Le Centre hospitalier Ushirika, situé dans le quartier Mugunga en zone de santé de Karisimbi, en ville de Goma au Nord-Kivu, compose avec une série de défis, ayant trait à la prise en charge des patients.
En effet, depuis le départ des organisations humanitaires qui assuraient la gratuité de soins médicaux dans plusieurs structures sanitaires, de nombreux patients peinent à prendre le relais en raison de leur vulnérabilité.
La Directrice de Nursing, Immaculé Furaha explique que le centre s’est retrouvé obligé s’assurer la releve, ce qui handicape la prise en charge des patients les plus vulnérables, particulièrement les victimes de violences sexuelles et des cas de malnutrition.
« Depuis la fin de certains projets où nous avions la prise en charge de victimes de violences sexuelles, service de nutrition, nous nous arrêtons seulement au pacquet de prise en charge médicale », indique la Directrice du centre.
« Alors qu’auparavant, quand on avait des partenaires, il y avait aussi d’autres accompagnements par exemple, des victimes de violences sexuelles étaient accompagnées financièrement. Il y avait aussi des kits de dignité, qui étaient réservés pour eux mais actuellement, la structure est vraiment incapable de leurs prendre en charge », renchérit Immaculé Furaha.
Face à cette situation, elle lance un appel urgent aux organisations humanitaires pour non seulement soutenir ce centre, mais aussi pour garantir l’accès aux soins.

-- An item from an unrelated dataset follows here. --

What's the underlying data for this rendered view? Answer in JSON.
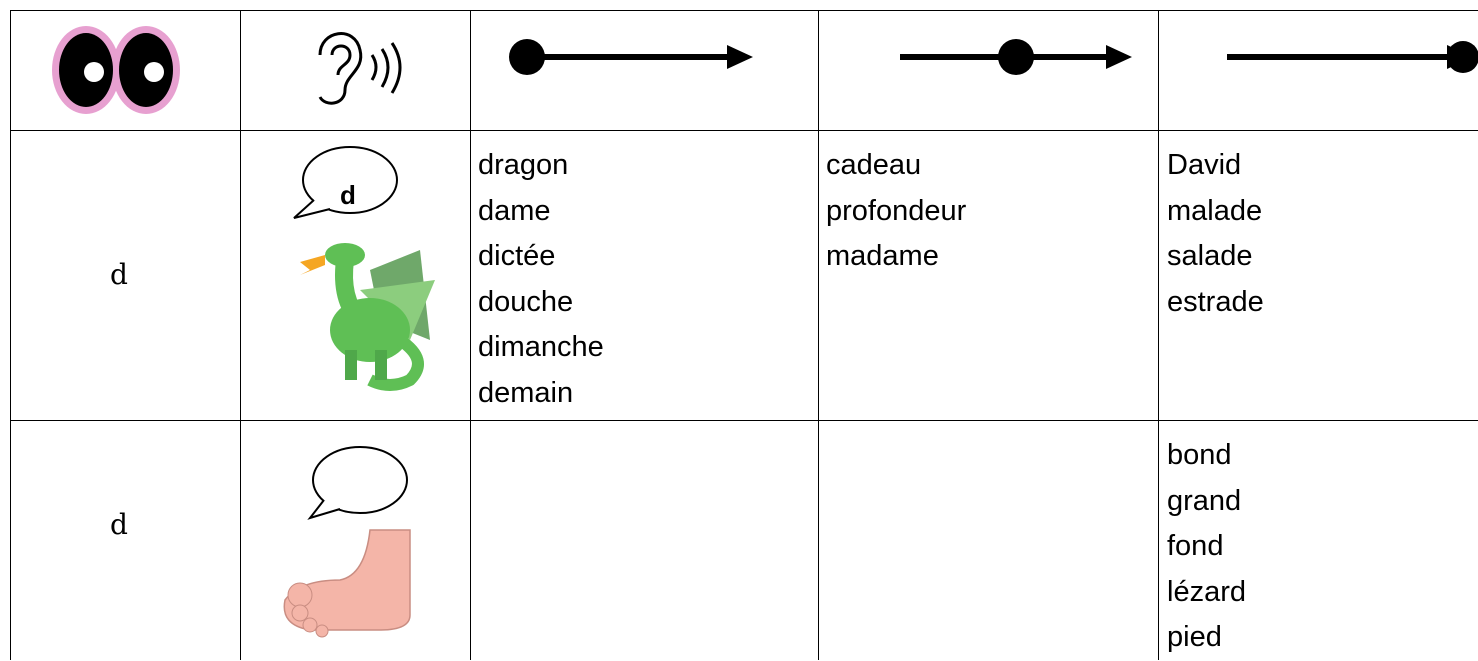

« Nous sommes en train de demander, prier à toutes les organisations humanitaires qui sont dans notre ville de Goma et partout ailleurs, de venir en aide au Centre hospitalier Ushirika en appuyant ces deux services », plaide-t-elle.
Notons que l’interruption du financement constitue un obstacle critique au Centre hospitalier Ushirika, entravant l’accès aux soins essentiels pour de nombreux patients, en particulier les populations défavorisées.